I didn’t want to go that night. Didn’t want to go to prayer meeting. But for some reason I did.
I didn’t think that I would hear anything that would speak to me. Didn’t think I’d hear anything I hadn’t heard a hundred times before. But I did.
It was more of a side statement than the main message of the sermon, but it stuck out to me like the moon in the night sky. One little statement that gave me both pain and pleasure to hear.
“He uses our strangeness.”
It stuck out to me because I am strange. I’m different. I am, well, a little crazy. Don’t we all feel like that at times? For me it’s because I have an uncommonly complex thought life. I find things that interest me and I’ll spend hours in research and study. I am never satisfied with seeing only the surface. I must ever dive to new depths and see other levels, levels most people don’t know exist.

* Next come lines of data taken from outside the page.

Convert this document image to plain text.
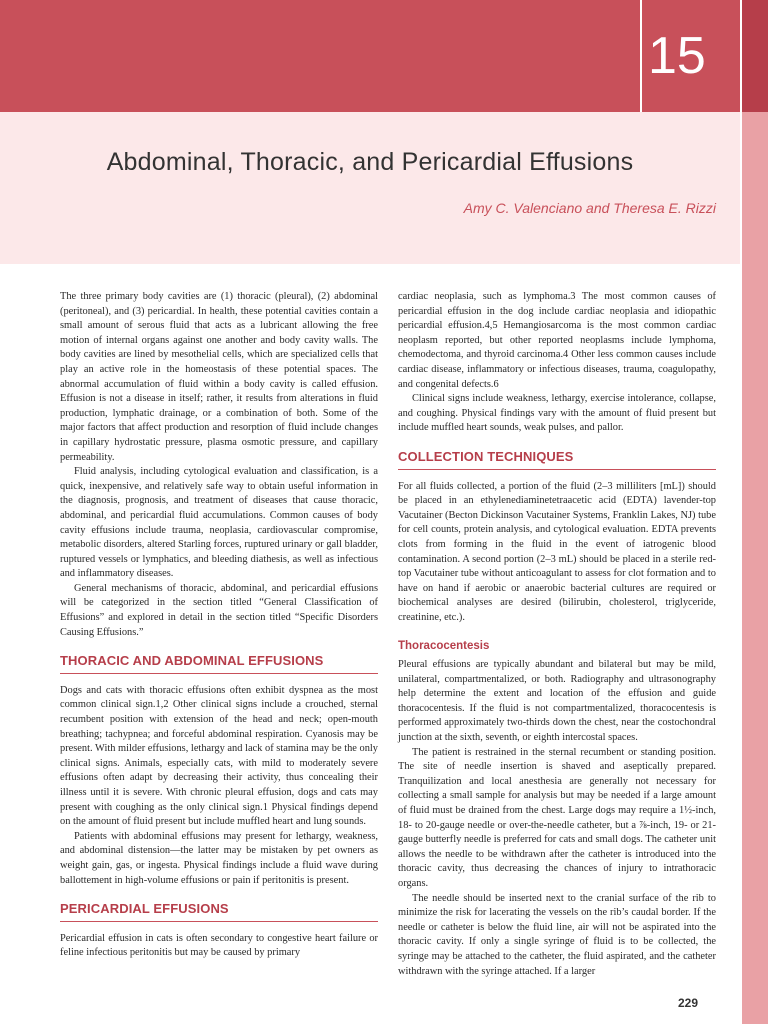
15
Abdominal, Thoracic, and Pericardial Effusions
Amy C. Valenciano and Theresa E. Rizzi

The three primary body cavities are (1) thoracic (pleural), (2) abdominal (peritoneal), and (3) pericardial. In health, these potential cavities contain a small amount of serous fluid that acts as a lubricant allowing the free motion of internal organs against one another and body cavity walls. The body cavities are lined by mesothelial cells, which are specialized cells that play an active role in the homeostasis of these potential spaces. The abnormal accumulation of fluid within a body cavity is called effusion. Effusion is not a disease in itself; rather, it results from alterations in fluid production, lymphatic drainage, or a combination of both. Some of the major factors that affect production and resorption of fluid include changes in capillary hydrostatic pressure, plasma osmotic pressure, and capillary permeability.

Fluid analysis, including cytological evaluation and classification, is a quick, inexpensive, and relatively safe way to obtain useful information in the diagnosis, prognosis, and treatment of diseases that cause thoracic, abdominal, and pericardial fluid accumulations. Common causes of body cavity effusions include trauma, neoplasia, cardiovascular compromise, metabolic disorders, altered Starling forces, ruptured urinary or gall bladder, ruptured vessels or lymphatics, and bleeding diathesis, as well as infectious and inflammatory diseases.

General mechanisms of thoracic, abdominal, and pericardial effusions will be categorized in the section titled “General Classification of Effusions” and explored in detail in the section titled “Specific Disorders Causing Effusions.”

THORACIC AND ABDOMINAL EFFUSIONS

Dogs and cats with thoracic effusions often exhibit dyspnea as the most common clinical sign.1,2 Other clinical signs include a crouched, sternal recumbent position with extension of the head and neck; open-mouth breathing; tachypnea; and forceful abdominal respiration. Cyanosis may be present. With milder effusions, lethargy and lack of stamina may be the only clinical signs. Animals, especially cats, with mild to moderately severe effusions often adapt by decreasing their activity, thus concealing their illness until it is severe. With chronic pleural effusion, dogs and cats may present with coughing as the only clinical sign.1 Physical findings depend on the amount of fluid present but include muffled heart and lung sounds.

Patients with abdominal effusions may present for lethargy, weakness, and abdominal distension—the latter may be mistaken by pet owners as weight gain, gas, or ingesta. Physical findings include a fluid wave during ballottement in high-volume effusions or pain if peritonitis is present.

PERICARDIAL EFFUSIONS

Pericardial effusion in cats is often secondary to congestive heart failure or feline infectious peritonitis but may be caused by primary

cardiac neoplasia, such as lymphoma.3 The most common causes of pericardial effusion in the dog include cardiac neoplasia and idiopathic pericardial effusion.4,5 Hemangiosarcoma is the most common cardiac neoplasm reported, but other reported neoplasms include lymphoma, chemodectoma, and thyroid carcinoma.4 Other less common causes include cardiac disease, inflammatory or infectious diseases, trauma, coagulopathy, and congenital defects.6

Clinical signs include weakness, lethargy, exercise intolerance, collapse, and coughing. Physical findings vary with the amount of fluid present but include muffled heart sounds, weak pulses, and pallor.

COLLECTION TECHNIQUES

For all fluids collected, a portion of the fluid (2–3 milliliters [mL]) should be placed in an ethylenediaminetetraacetic acid (EDTA) lavender-top Vacutainer (Becton Dickinson Vacutainer Systems, Franklin Lakes, NJ) tube for cell counts, protein analysis, and cytological evaluation. EDTA prevents clots from forming in the fluid in the event of iatrogenic blood contamination. A second portion (2–3 mL) should be placed in a sterile red-top Vacutainer tube without anticoagulant to assess for clot formation and to have on hand if aerobic or anaerobic bacterial cultures are required or biochemical analyses are desired (bilirubin, cholesterol, triglyceride, creatinine, etc.).

Thoracocentesis

Pleural effusions are typically abundant and bilateral but may be mild, unilateral, compartmentalized, or both. Radiography and ultrasonography help determine the extent and location of the effusion and guide thoracocentesis. If the fluid is not compartmentalized, thoracocentesis is performed approximately two-thirds down the chest, near the costochondral junction at the sixth, seventh, or eighth intercostal spaces.

The patient is restrained in the sternal recumbent or standing position. The site of needle insertion is shaved and aseptically prepared. Tranquilization and local anesthesia are generally not necessary for collecting a small sample for analysis but may be needed if a large amount of fluid must be drained from the chest. Large dogs may require a 1½-inch, 18- to 20-gauge needle or over-the-needle catheter, but a ⅞-inch, 19- or 21-gauge butterfly needle is preferred for cats and small dogs. The catheter unit allows the needle to be withdrawn after the catheter is introduced into the thoracic cavity, thus decreasing the chances of injury to intrathoracic organs.

The needle should be inserted next to the cranial surface of the rib to minimize the risk for lacerating the vessels on the rib’s caudal border. If the needle or catheter is below the fluid line, air will not be aspirated into the thoracic cavity. If only a single syringe of fluid is to be collected, the syringe may be attached to the catheter, the fluid aspirated, and the catheter withdrawn with the syringe attached. If a larger

229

I must figure everything out; in short, I am never at peace for there is always something I don’t understand. All kinds of weird little things intrigue me. And I sometimes think, why am I like this?
I always used to wonder if I’d ever find someone who thought the way I do And loved the same crazy subjects I love. And I’ve always doubted it. But the statement I heard at prayer meeting reminded me of something: it isn’t for nothing that I am the way I am. If I give myself to God, he’ll use everything. Even my strangeness. I don’t know how. I don’t know where it all fits into the puzzle. But I know I was created with purpose. And that is enough for me. I believe in destiny. Because God has it all planned. And whatever I was made to do, I am just right for that position. My job is not to question. My job it to trust. My job is to obey.
So whenever you feel like you are too weird, too odd, too different…just remember, He doesn’t just use our goodness, our talents, and our strengths. He uses our strangeness too.